They aren't old-style droids welding parts on a factory line. These are the robots that will sense, think, and act in society's liveliest spaces.
Guided by advanced models, the systems Jaime Fernández Fisac designs will navigate simulated street traffic, maneuver gusts in synchronized flight, and lead human dance partners in a back spot turn. But the models are not the real world. In the gap between theory and broad use that widely benefits society, lurk the dangers of overconfidence. And Fisac insists these robots be safe.
“No matter how carefully you design your model, and no matter how much data you feed your machine learning algorithm to train a very accurate model, at the end of the day this gap will exist,” said Fisac, an assistant professor of electrical and computer engineering who joined the faculty in fall 2020. “And it’s going to show up at the least convenient time.”
If he can train the systems to reason about those gaps, Fisac believes robotics will be in a far safer position. He combines game theory (a field rich in Princeton history) and cognitive science with reinforcement learning, an AI technique that trains the models to reason through millions of variations of a task.

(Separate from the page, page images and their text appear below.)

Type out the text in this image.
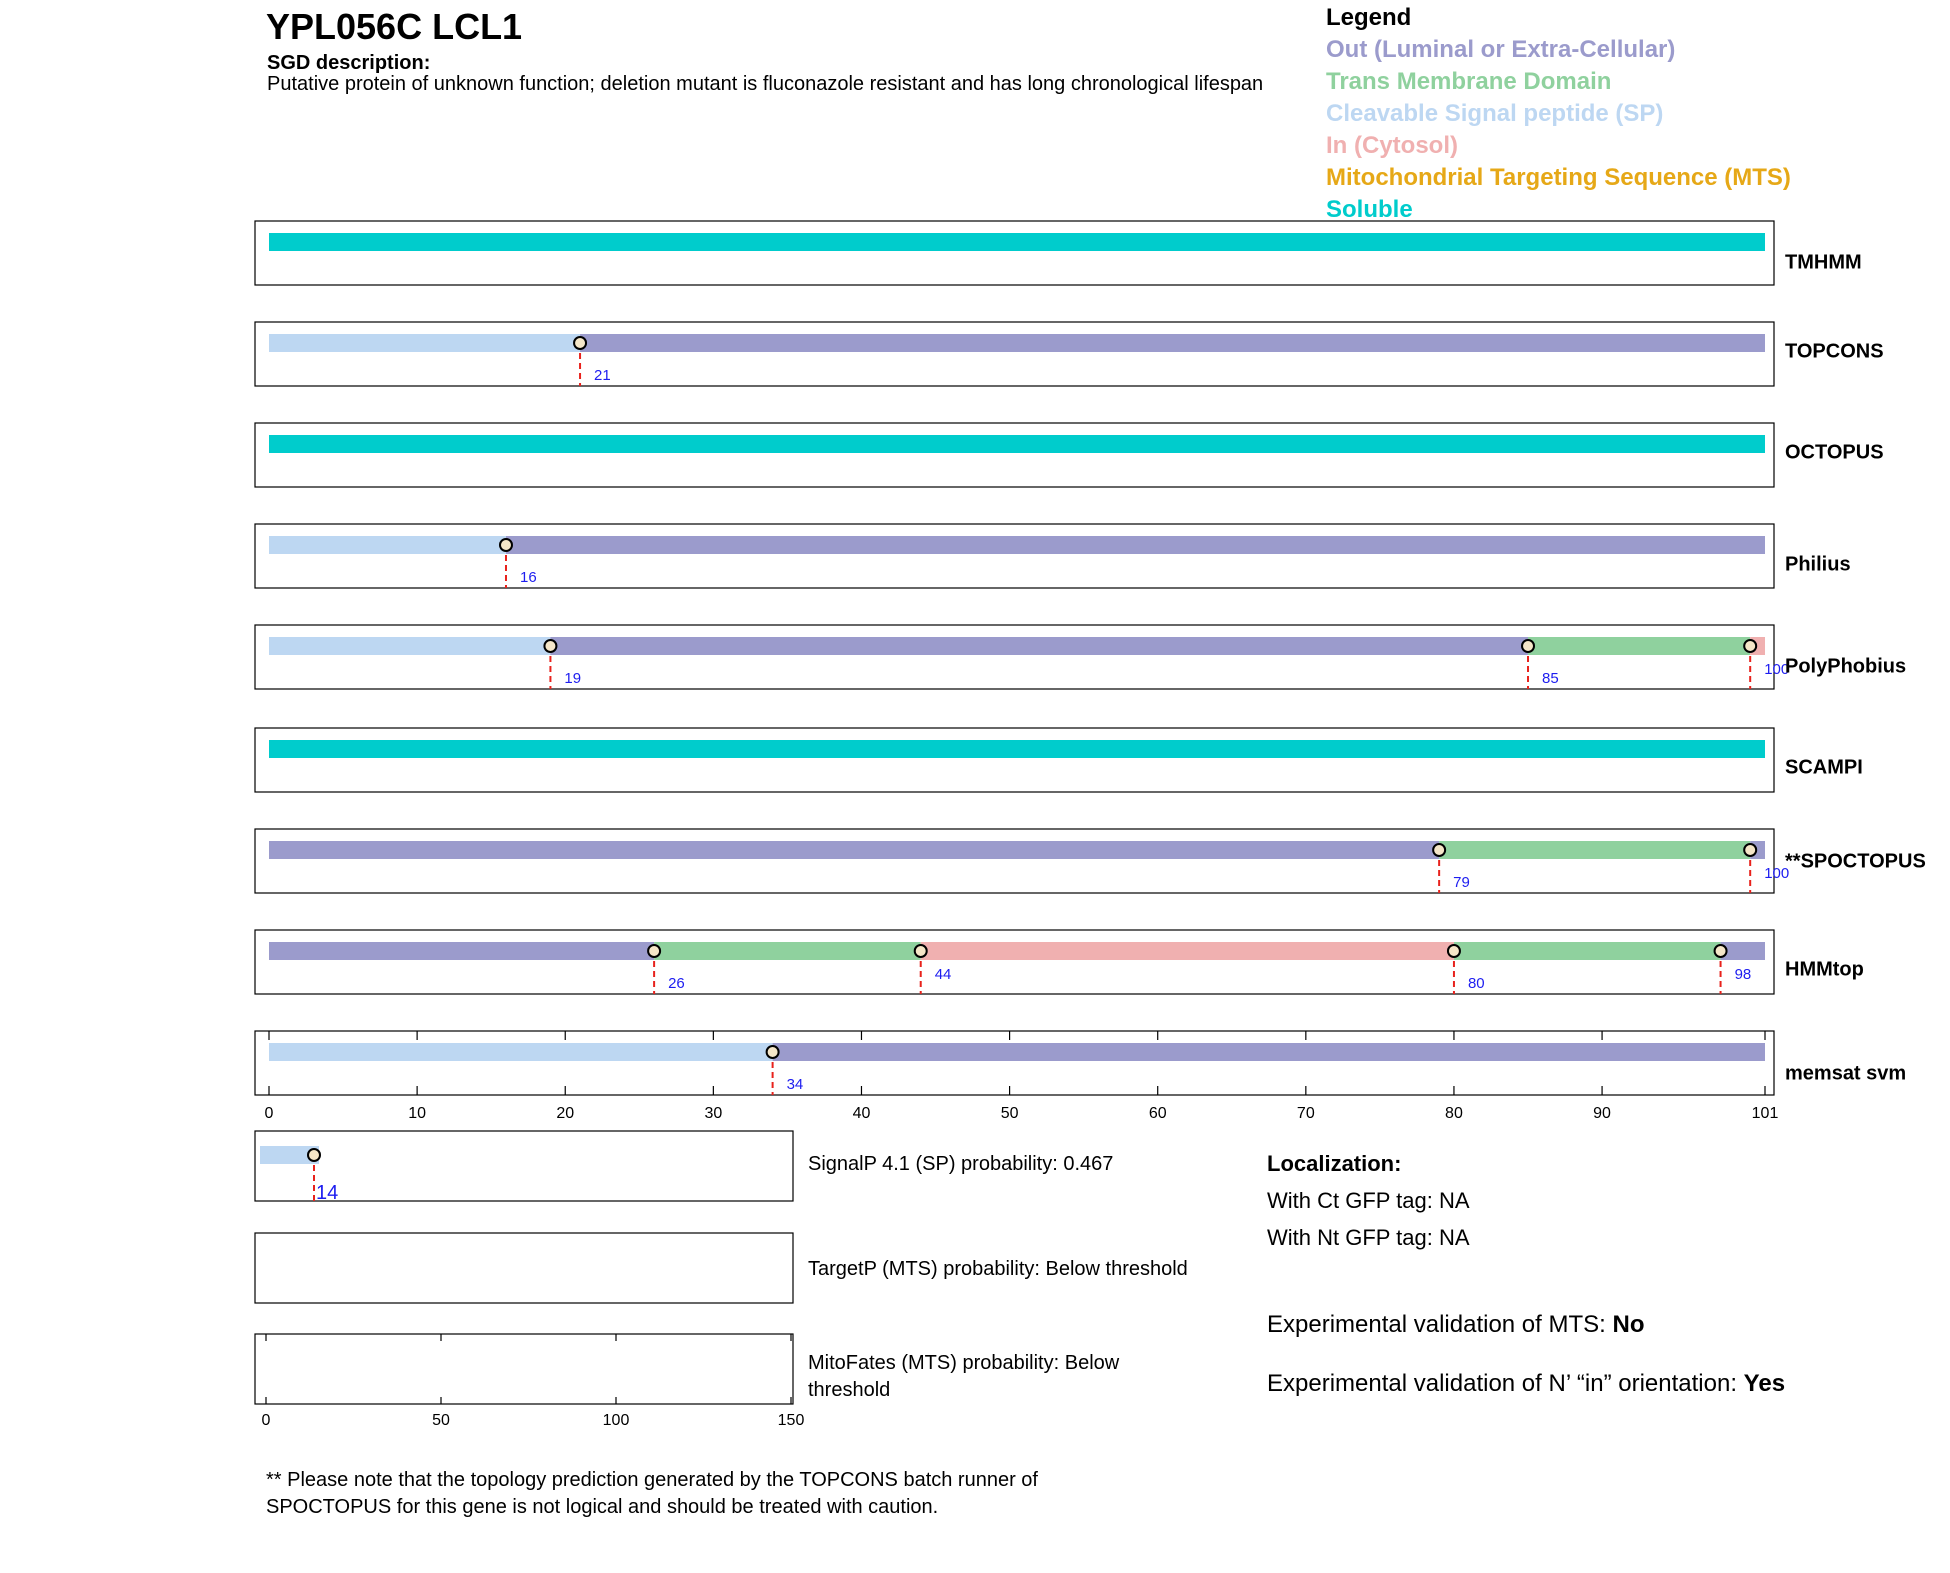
YPL056C LCL1
SGD description:
Putative protein of unknown function; deletion mutant is fluconazole resistant and has long chronological lifespan
Legend
Out (Luminal or Extra-Cellular)
Trans Membrane Domain
Cleavable Signal peptide (SP)
In (Cytosol)
Mitochondrial Targeting Sequence (MTS)
Soluble
TMHMM
21
TOPCONS
OCTOPUS
16
Philius
19	85
100
PolyPhobius
SCAMPI
79
100
**SPOCTOPUS
26
44
80
98 HMMtop
34
memsat svm
0	10	20	30	40	50	60	70	80	90	101
14
0	50	100	150
SignalP 4.1 (SP) probability: 0.467
TargetP (MTS) probability: Below threshold
MitoFates (MTS) probability: Below
threshold
Localization:
With Ct GFP tag: NA
With Nt GFP tag: NA
Experimental validation of MTS: No
Experimental validation of N’ “in” orientation: Yes
** Please note that the topology prediction generated by the TOPCONS batch runner of SPOCTOPUS for this gene is not logical and should be treated with caution.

Dance provides a neat case study as robots’ sophisticated algorithms learn how to read human behavior in ever finer detail. And they will eventually be able to predict all likely outcomes for a given scenario, moment by moment. That could be arm in arm, dancing the bolero, or zipping along the interstate in heavy traffic.
But Fisac zeroes in on the qualifier — likely. It helps him flag the chasm between the plausible and the real. That sparse, intractable outer limit of the probabilistic long tail. That’s where we find real surprise. And Fisac says to guarantee safety, robots need to respond dynamically to their own failing predictions, anticipating and avoiding no-win situations.
“There’s this mutual dependence between your decisions and the decisions of others that makes or breaks your safety,” he said. “It really is a dance. And it’s probably the most important form of uncertainty that we’re going to need to grapple with in modern robotics.”